Raymond Carver,
Cattedrale, Torino, Einaudi, 2011, 229
pp., ISBN 978-88-06-19785-8.
La Einaudi ha deciso di ripubblicare le opere di
Raymond Carver, scomparso a cinquant’anni nel 1988; questa raccolta di dodici
racconti brevi, uscita originariamente nel 1983, è stata
sempre considerata – anche dallo stesso autore – la summa del suo stile.

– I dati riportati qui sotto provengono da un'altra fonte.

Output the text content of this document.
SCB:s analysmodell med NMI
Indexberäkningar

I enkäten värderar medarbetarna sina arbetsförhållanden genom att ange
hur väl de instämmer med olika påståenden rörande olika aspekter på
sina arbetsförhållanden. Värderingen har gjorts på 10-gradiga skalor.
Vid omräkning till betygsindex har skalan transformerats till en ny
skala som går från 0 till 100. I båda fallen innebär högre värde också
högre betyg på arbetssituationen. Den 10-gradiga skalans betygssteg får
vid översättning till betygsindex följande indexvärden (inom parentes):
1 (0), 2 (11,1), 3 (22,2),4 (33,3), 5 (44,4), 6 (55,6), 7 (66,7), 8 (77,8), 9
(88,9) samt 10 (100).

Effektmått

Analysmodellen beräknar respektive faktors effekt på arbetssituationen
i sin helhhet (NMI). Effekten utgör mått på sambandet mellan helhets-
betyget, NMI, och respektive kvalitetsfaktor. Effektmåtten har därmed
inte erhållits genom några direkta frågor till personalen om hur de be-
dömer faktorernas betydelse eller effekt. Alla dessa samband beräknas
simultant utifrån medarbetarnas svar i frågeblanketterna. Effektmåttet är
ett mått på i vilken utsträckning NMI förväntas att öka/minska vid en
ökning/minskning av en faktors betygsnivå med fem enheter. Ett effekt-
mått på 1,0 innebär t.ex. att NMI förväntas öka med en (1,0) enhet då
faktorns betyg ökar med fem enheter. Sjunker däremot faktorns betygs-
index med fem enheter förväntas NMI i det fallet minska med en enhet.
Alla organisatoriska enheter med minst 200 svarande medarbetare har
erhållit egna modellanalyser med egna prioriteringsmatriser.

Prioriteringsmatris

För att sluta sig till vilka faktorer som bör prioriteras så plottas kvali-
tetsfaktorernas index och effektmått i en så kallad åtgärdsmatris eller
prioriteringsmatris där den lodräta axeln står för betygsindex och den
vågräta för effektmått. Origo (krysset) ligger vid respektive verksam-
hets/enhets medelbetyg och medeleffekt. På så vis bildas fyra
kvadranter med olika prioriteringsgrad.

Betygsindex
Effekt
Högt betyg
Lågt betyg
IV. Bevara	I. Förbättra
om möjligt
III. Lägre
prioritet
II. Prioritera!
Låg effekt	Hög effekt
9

Premetto che ho sempre apprezzato, di per sé, la
formula dei racconti, brevi narrazioni autoconcluse, che difficilmente perdono
mordente e ispirazione in lungaggini. Non sono più ‘facili’ da comporre, perché
devono riuscire significanti in breve spazio e necessitano di talento. I temi
qui affrontati, seri e impegnativi, sono quelli del disagio, della
incomunicabilità e fragilità umana. Sono le storie che potrebbero stare dietro
ai quadri di Hopper, in cui non c’è catarsi o consolazione ma storie crude
nella loro quotidianità. Però se nei quadri di Hopper è padrone il silenzio, in
queste storie c’è sotteso lo stridio di fondo di una continua macerazione
interna.
Non è un libro facile da leggere: è scritto molto
bene e risucchia il lettore nella narrazione, ma è sconsigliabile per chi non è
sereno. Vitamine è, ad esempio, la storia di un adulterio mancato,
nell’indifferenza assoluta degli stessi protagonisti, che affogano nel whiskey
la loro desolazione. Il treno narra di solitudini diverse che possono
sfiorarsi fin quasi a collidere, quasi a volersi spiegare a vicenda, per poi
procedere parallele senza mai toccarsi. Ma ancora intervengono i disturbi
psicologici di un reduce dal Vietnam, la minaccia della disoccupazione e dello
sfratto, il dolore immane di un lutto, le normali atrocità della vita:
atemporali, immotivate, banali. Cattedrale, il racconto che intitola e
chiude la raccolta, è invece uno spiraglio in cui si mostra una possibilità di
contatto. È la storia dell’incontro di un uomo con l’amico di sua moglie,
ospite per una notte in casa loro. La coppia resterà anonima e inqualificata
per tutto il racconto ("mio marito", "cara",
"caro", "lei"…): «Ho aspettato invano di sentire il mio
nome pronunciato dalle dolci labbra di mia moglie: ‘E poi è entrato in scena il
mio caro maritino ...’ o qualcosa del genere. Ma niente da fare. Si è parlato
sempre di Robert» [p. 216]. Solo
dell’ospite dunque si sa il nome, il lavoro, l’aspetto fisico, ma anche che è
vedovo, simpatico e soprattutto cieco. Questa menomazione mette in imbarazzo il
protagonista, prevenuto e confuso con il diverso, con cui non sa come
relazionarsi. Ma è Robert a sciogliere il ghiaccio: con la sua immediatezza,
trasforma una semplice conversazione disimpegnata in un contatto vero, quando
chiede al suo ospite di descrivergli una cattedrale gotica. Le parole non sono
sufficienti, e allora il cieco chiede all’amico che gli disegni la cattedrale
su carta, mentre lui gli tiene la mano: dal semplice contatto fisico, nasce
incredibilmente una coinvolgente trasmissione empatica che induce fiducia,
comunicazione, allegria. Carver sa davvero come coinvolgere il lettore.